Gisele Amantea draws on the past

Karen Herland


Gisele Amantea’s drawing captures the spirit of prohibition filtered through iconic images of film noir.

images courtesy of Gisele Amantea

During the Roaring Twenties, most of Canada respected Prohibition, flappers were raising eyebrows and hemlines, and despite having decades-old communities established across the country, Italians were still feared as swarthy, dangerous immigrants.

All of these elements are important to the story of The King v. Picariello and Lassandro. Studio Arts professor Gisele Amantea has literally pieced together this bit of history in a series of drawings based on letters, family and archival photographs, news clippings and court documents. First incorporated in a series of large-scale prints displayed in the Regina Public Library’s Dunlop Art Gallery, the drawings are now the basis of a video and book which were recently launched at Groupe Intervention Vidéo.

The facts of the story are simple. Stephen O. Lawson was a member of the police force charged with keeping Alberta dry, i.e. alcohol-free. Stationed in Coleman in the coal-mining region of Crowsnest Pass in southwestern Alberta, he wounded bootlegger Emilio Picariello’s son, Stefano, who was fleeing in a car full of illegal liquor. Emilio and Florence Lassandro travelled from their nearby town to confront Lawson. The police officer was shot and Lassandro and Picariello were ultimately hanged for his murder.

Amantea remembers driving through the area as a child. “It was really rough, very poor, but also very beautiful.” The story is one she heard often from her own father, who although much younger than the accused, grew up in the same small Italian community. “The families knew each other.”


The book was published by the Frank Iacobucci Centre for Italian Canadian Studies, University of Toronto Press.

When she returned to the area in 1999, she was struck by how the story had been reinterpreted as a tourist attraction, “with restaurants named after Picariello and their images on the side of buildings.” Tourism Alberta has published several books, and there was an opera, produced in 2003.

However, Amantea felt that the story of immigrants in an economically depressed mining community that had not wanted to go dry for Prohibition had gotten lost in the retelling.

Lassandro herself had come to Canada as a child with the name Filumena Constanza. Her life changed when she was married off to a man 10 years her senior. Most of the popular versions of her story have created a romantic relationship between her and Stefano, “but Florence was more innocent than that,” insists Amantea. She sees Lassandro’s story as having been bent to fit the role of the evil femme fatale, an easy enough transposition, since “there is very little left of Florence” and no record of her perspective on events.

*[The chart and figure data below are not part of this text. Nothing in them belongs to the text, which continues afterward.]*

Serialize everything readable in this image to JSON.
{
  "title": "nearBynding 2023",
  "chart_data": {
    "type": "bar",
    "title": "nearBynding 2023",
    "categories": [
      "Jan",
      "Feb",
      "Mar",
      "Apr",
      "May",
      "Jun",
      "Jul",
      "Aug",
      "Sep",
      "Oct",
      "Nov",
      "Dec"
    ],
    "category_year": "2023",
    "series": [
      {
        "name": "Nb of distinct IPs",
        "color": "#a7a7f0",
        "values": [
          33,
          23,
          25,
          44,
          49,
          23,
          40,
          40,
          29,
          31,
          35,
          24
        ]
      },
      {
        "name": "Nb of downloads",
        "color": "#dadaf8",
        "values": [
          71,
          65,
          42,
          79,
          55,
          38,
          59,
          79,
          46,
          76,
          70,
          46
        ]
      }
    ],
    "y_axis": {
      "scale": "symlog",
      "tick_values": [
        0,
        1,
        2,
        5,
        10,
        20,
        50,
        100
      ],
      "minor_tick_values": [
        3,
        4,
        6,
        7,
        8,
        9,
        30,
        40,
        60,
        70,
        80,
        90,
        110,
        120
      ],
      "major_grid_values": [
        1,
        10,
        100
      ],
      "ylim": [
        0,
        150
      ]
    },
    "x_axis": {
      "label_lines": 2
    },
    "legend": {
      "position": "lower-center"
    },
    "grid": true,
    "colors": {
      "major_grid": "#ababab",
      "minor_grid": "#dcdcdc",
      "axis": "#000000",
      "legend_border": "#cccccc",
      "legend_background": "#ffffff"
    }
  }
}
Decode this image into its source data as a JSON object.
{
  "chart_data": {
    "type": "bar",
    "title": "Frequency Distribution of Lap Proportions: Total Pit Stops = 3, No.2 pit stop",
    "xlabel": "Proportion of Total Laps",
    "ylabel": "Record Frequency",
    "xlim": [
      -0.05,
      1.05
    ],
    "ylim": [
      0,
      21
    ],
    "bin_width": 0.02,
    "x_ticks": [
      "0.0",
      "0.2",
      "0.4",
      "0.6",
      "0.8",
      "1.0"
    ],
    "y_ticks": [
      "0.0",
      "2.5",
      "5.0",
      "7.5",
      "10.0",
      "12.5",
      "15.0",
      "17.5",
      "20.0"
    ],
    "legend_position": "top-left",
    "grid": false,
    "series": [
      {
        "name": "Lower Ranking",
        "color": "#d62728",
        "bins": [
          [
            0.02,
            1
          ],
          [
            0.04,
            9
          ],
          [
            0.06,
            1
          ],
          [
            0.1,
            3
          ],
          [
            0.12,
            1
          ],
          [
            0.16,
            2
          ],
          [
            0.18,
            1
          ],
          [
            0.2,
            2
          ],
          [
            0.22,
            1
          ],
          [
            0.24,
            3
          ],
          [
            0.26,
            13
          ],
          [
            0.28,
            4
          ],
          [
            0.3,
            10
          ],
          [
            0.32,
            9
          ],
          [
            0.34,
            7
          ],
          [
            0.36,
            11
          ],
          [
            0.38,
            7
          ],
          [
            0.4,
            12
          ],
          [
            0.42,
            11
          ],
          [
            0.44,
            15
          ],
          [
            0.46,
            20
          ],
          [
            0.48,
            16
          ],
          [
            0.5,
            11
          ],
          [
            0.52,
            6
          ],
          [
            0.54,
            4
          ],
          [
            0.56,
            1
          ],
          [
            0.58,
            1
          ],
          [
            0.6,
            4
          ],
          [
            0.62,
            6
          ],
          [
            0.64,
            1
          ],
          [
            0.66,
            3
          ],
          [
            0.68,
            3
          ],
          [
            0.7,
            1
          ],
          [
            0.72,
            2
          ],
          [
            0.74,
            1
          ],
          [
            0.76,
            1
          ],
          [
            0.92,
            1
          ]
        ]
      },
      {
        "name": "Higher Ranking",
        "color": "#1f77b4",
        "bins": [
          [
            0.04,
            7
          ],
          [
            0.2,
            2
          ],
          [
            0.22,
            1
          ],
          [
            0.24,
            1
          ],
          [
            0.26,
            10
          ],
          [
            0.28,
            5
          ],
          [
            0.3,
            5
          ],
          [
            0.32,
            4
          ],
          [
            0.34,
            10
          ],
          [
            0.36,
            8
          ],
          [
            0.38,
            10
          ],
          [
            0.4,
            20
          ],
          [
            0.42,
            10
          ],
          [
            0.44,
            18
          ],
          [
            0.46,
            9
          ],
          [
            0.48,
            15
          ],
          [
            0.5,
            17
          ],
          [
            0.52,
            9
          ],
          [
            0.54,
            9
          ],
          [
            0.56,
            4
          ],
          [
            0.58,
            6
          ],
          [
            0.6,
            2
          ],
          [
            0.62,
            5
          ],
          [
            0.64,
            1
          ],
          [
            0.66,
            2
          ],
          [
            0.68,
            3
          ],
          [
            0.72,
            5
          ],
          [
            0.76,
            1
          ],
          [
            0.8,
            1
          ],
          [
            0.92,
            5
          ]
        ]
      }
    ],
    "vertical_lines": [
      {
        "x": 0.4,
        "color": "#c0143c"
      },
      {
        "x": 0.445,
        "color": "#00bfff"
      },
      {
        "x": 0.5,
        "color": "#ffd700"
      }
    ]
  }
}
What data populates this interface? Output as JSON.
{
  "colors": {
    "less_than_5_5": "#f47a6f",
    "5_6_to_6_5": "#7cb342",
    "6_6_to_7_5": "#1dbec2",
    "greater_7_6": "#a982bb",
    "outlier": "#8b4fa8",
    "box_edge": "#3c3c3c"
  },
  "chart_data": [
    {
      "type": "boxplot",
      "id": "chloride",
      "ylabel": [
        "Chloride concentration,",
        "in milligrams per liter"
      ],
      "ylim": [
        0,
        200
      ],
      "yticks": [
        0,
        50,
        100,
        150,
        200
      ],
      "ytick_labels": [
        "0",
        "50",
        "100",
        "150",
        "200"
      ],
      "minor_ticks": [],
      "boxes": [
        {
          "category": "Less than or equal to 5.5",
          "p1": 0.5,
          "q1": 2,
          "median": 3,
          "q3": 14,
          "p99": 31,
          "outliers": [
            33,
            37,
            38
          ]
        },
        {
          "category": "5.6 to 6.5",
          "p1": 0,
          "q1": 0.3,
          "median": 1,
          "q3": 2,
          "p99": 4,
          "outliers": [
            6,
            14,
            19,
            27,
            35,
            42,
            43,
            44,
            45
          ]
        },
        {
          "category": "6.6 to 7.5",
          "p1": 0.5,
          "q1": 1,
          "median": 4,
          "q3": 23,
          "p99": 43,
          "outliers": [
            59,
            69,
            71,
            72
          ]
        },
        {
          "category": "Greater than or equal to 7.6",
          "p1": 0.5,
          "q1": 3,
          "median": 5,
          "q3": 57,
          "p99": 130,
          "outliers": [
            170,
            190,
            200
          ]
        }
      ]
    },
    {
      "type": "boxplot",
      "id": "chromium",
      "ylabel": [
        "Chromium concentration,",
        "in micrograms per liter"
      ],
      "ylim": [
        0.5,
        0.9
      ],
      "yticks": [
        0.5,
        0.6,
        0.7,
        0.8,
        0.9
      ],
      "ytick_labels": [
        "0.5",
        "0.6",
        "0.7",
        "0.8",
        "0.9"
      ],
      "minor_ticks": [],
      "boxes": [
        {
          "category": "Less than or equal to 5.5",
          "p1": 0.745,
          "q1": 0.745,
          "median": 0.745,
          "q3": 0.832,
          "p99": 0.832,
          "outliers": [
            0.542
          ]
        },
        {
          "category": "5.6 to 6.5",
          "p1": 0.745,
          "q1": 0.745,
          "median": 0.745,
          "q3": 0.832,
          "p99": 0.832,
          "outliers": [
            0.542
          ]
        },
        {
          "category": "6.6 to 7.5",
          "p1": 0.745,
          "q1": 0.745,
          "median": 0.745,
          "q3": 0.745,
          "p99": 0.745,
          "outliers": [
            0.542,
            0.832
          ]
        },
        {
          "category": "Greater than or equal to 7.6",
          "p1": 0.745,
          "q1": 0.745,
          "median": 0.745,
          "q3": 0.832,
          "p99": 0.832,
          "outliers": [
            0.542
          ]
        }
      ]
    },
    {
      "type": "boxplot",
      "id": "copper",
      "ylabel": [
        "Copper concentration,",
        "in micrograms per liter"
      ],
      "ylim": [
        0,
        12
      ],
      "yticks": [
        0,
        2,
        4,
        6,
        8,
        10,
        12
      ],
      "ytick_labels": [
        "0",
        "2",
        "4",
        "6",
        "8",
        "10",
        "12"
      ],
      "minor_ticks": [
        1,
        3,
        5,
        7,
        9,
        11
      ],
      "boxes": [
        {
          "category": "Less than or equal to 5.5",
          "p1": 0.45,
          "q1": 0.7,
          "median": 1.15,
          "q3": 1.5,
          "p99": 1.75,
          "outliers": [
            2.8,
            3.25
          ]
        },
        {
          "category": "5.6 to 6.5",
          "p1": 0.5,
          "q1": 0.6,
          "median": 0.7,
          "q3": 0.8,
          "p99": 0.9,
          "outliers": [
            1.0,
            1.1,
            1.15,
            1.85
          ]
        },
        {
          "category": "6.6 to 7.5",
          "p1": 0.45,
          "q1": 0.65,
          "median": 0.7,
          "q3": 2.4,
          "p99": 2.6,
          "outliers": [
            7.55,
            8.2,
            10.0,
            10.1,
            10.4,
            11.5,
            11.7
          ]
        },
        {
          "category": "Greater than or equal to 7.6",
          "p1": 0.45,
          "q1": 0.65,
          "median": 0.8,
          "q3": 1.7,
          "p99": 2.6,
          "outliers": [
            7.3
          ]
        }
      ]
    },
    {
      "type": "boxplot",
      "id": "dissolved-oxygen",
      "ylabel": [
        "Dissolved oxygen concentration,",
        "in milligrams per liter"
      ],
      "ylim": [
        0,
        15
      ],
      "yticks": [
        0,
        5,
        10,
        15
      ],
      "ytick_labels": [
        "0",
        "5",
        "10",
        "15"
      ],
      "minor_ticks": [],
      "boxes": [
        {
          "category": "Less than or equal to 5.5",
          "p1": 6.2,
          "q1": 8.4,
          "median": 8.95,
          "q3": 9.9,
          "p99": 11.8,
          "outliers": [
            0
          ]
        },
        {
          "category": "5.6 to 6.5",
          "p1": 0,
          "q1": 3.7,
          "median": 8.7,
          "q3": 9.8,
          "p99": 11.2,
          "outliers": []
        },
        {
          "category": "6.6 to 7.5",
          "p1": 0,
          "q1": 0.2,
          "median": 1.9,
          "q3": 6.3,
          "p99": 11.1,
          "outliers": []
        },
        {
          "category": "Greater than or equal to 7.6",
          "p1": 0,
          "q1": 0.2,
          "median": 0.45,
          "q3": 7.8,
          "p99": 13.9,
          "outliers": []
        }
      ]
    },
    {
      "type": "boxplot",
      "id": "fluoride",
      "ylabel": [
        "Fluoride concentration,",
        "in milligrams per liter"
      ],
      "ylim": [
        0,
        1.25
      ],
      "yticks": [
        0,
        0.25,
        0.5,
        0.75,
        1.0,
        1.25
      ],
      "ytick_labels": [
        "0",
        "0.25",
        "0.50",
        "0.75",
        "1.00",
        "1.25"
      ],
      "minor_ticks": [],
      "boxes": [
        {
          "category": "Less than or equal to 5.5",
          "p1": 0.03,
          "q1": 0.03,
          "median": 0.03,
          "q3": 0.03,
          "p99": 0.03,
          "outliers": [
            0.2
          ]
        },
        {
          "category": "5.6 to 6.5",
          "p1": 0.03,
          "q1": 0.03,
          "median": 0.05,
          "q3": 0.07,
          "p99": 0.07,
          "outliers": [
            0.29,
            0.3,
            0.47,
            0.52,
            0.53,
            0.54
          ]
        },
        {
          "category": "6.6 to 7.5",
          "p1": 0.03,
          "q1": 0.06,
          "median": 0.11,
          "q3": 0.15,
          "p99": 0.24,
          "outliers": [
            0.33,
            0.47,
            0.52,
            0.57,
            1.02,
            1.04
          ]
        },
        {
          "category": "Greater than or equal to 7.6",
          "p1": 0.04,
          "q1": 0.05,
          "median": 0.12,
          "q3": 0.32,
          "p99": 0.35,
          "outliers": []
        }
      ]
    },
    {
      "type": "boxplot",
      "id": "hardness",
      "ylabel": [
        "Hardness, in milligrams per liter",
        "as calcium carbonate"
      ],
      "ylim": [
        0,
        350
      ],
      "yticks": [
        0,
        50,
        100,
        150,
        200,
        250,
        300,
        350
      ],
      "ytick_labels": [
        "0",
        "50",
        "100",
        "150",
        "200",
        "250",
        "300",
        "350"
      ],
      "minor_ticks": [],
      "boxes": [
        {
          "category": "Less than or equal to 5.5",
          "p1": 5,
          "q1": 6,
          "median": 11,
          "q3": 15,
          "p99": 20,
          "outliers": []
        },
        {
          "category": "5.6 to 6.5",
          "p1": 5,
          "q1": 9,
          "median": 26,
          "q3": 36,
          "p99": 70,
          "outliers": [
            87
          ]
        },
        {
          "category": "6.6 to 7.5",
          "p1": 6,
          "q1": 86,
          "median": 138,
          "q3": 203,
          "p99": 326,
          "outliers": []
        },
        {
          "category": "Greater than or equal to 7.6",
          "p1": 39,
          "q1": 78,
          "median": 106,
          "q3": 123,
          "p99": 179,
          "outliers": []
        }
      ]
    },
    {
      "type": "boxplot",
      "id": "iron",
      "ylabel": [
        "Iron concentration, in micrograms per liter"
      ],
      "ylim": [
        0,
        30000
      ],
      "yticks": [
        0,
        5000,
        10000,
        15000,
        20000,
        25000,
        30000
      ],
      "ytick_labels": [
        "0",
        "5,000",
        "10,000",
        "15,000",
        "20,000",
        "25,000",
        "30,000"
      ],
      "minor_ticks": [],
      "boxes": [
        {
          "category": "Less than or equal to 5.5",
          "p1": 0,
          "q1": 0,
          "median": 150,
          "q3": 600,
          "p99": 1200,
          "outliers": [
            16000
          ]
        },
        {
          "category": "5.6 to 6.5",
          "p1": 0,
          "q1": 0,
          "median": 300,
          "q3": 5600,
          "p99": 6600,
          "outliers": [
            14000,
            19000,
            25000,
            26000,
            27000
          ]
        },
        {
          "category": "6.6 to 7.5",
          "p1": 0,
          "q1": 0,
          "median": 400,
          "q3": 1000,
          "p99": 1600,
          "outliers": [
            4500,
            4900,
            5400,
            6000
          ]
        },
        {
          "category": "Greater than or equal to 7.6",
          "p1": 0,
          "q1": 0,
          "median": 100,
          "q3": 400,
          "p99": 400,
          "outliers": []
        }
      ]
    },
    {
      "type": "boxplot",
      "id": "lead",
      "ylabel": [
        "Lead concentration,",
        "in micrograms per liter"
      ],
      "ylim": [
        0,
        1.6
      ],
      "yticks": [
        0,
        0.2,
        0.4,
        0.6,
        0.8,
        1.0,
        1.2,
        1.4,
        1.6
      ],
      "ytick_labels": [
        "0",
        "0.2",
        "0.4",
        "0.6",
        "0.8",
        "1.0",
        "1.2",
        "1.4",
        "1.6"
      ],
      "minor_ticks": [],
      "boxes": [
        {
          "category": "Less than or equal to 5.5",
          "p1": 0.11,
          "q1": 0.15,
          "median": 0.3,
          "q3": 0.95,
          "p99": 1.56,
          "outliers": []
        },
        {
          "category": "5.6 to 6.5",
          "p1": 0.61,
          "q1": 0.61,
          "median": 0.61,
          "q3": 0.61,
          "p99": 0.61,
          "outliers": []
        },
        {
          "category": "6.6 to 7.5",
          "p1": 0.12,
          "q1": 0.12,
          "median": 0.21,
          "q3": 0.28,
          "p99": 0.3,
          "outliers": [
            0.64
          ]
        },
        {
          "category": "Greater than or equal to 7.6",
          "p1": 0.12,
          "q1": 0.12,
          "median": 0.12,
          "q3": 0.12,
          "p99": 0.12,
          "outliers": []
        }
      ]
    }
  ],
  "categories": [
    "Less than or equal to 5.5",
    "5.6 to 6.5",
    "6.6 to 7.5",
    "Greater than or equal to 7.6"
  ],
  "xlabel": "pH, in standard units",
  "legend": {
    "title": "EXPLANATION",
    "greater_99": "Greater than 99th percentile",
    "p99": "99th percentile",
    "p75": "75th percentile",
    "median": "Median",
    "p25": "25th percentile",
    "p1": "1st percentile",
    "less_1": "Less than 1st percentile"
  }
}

In fact, the popular imagination, in film depictions of Prohibition, served as a model for many of the drawings in Amantea’s work. By refashioning the protagonists as Humphrey Bogart, James Cagney and Faye Dunaway in classic movie-still poses, Amantea forces us to reflect on how such stories are “filtered through our cultural imagination, reinterpreted through the great tradition of noir and pulp cinema, which was in its turn inspired by real-life crime,” according to Luca Somigli, of the University of Toronto, who has written the introduction to Amantea’s book.

The story blends fact and an awareness of fiction through “private story, public history, and cultural imagination,” he continues.

Amantea’s layers of headlines and transcripts help us to uncover the racism of the period. The final clipping from Toronto’s Tribuna Canadiana points out, in Italian, that not a single English woman had been executed in the country in two dozen years.

Amantea said that the nearly century-old story still finds echoes in popular culture through the members of the Soprano family. However, in her acknowledgments, Amantea points out that “cultural stereotypes concerning immigration and race continue to be a source of bias and discrimination” over successive generations of newcomers.